In October, the Institute announced that was throwing its support behind Cain for, well, the obvious reasons.
“Mr. Cain would be the first Mustached American President of the United States since William Howard Taft, thus inspiring a new generation of good looking and fearless Mustached American leadership and public service,” said the group (hey, it’s a real organization!)
But they’ve had a change of heart.
First, the accusations of sexual harassment have the Institute’s mustache twitching.
“We’d be kidding ourselves if we didn’t say it caused us some concern,” said Aaron Perlut, the group’s chairman, who admits that the Institute carries about its business in tongue-in-cheek fashion. “We’re an organization that is principally involved in using humor to promote facial hair and we have little interest in having our good name being dragged through the mud based on something that may or may not be true.”
Second, the quality of Cain’s ‘stache created a hairy situation internally at the Institute.
“We’ve had a number of sources come to us and say it is in fact a theater-quality mustache,” Perlut told POLITICO. (For non-mustache aficionados, Perlut explains that “theater quality” refers to a mustache that appears “convincing” as a full, proud mustache but doesn’t stand up under closer examination.)
Third, and this might seem a little cheesy, but Godfather’s Pizza just left a bad taste in the Institute’s mouth. Perlut says that a fellow AMI member was disappointed during a recent pizza parlor visit, saying that their all-meat combo was far too sparse in its meat volume.

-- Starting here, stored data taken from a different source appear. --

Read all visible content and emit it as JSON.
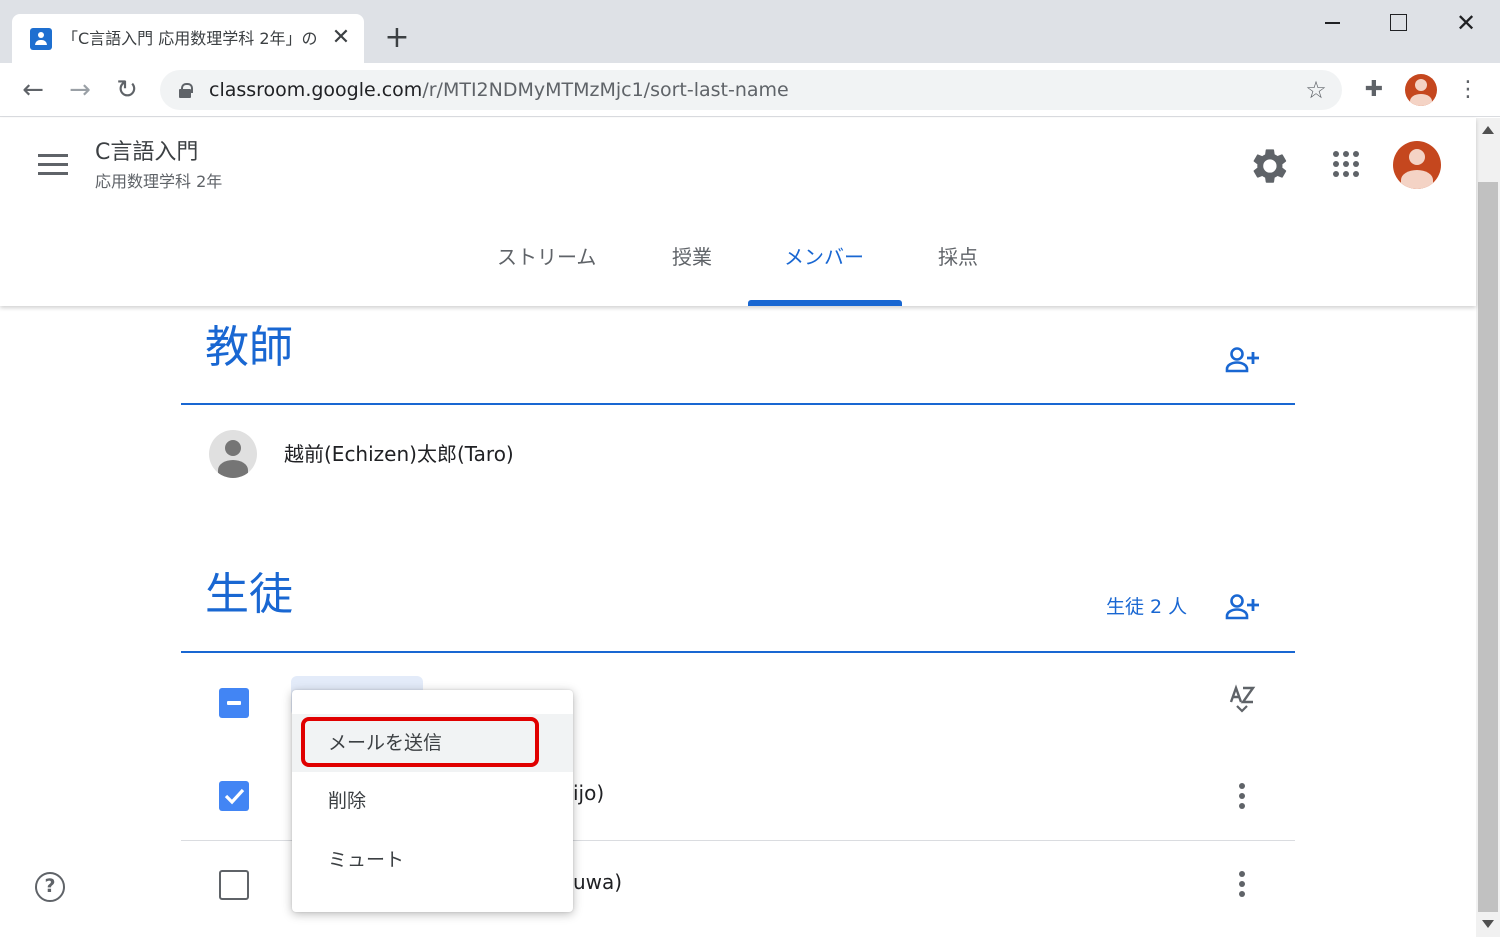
{
  "browser": {
    "tab_title": "「C言語入門 応用数理学科 2年」の",
    "tab_close": "✕",
    "new_tab": "+",
    "window_close": "✕",
    "back": "←",
    "forward": "→",
    "reload": "↻",
    "url_host": "classroom.google.com",
    "url_path": "/r/MTI2NDMyMTMzMjc1/sort-last-name",
    "star": "☆",
    "extensions": "✚",
    "menu": "⋮"
  },
  "header": {
    "class_title": "C言語入門",
    "class_subtitle": "応用数理学科 2年",
    "tabs": [
      {
        "label": "ストリーム"
      },
      {
        "label": "授業"
      },
      {
        "label": "メンバー"
      },
      {
        "label": "採点"
      }
    ],
    "active_tab": "メンバー"
  },
  "teachers": {
    "title": "教師",
    "list": [
      {
        "name": "越前(Echizen)太郎(Taro)"
      }
    ]
  },
  "students": {
    "title": "生徒",
    "count_label": "生徒 2 人",
    "rows": [
      {
        "name_visible": "ijo)",
        "checked": true
      },
      {
        "name_visible": "uwa)",
        "checked": false
      }
    ]
  },
  "actions_menu": {
    "items": [
      {
        "label": "メールを送信"
      },
      {
        "label": "削除"
      },
      {
        "label": "ミュート"
      }
    ],
    "hovered": "メールを送信"
  },
  "colors": {
    "accent": "#1967d2",
    "checkbox": "#4285f4",
    "highlight": "#e00000",
    "avatar": "#c5471e"
  },
  "help": "?"
}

Lastly, Cain rejected the Institute’s proposal to allow mustached Americans to deduct $250 for the incidental costs for proper mustache maintenance.
(You quickly get the sense here, that the American Mustache Institute didn’t think their initial endorsement through carefully enough.)

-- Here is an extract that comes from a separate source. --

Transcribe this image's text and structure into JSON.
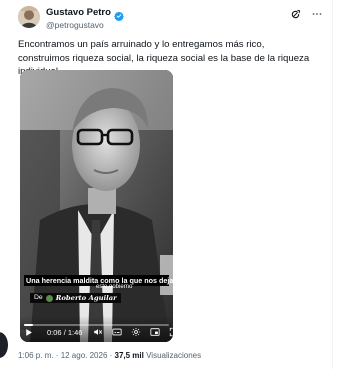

On Friday, Cain laughed off the loss of the endorsement.
“I think my campaign can withstand the blow,” he said during an appearance on Fred Dicker’s radio show on Talk 1300 AM in Albany. “I will get a cup of coffee, wipe the tears from my eyes, and then move right on.”
Although they’ve since withdrawn their support, Cain wasn’t the first political candidate to receive an endorsement from the A.M.I., which has thrown its backing behind the mustached Bob Barr and Ed Lee. Perlut also said ‘it was quite exciting when President Obama nominated and ultimately succeeded in placing Eric Holder in the Attorney General’s role because he’s the first mustached American Attorney General since the 1940s.”
But the outlook for mustached men in power is not good. Perlut says there are fewer than 30 members of Congress with facial hair, thanks, in part, to changes in popular culture that came about during the 1980s. “Once Walter Cronkite left the airwaves in 1981, most newsmen became clean shaven and it has a trickle down affect,” he said.
It’s unlikely that the Institute will consider anyone else for president, saying that “there’s a dearth of candidates that we’d be comfortable in getting behind.” Perlut says they “would have taken a good hard look at John Bolton had he made a run, but we try to be apolitical and he tends to be fairly polarizing.”
CORRECTION - An earlier version of this story referred to Cain having a ‘cedar-quality’ mustache. The proper term is ‘theater-quality.’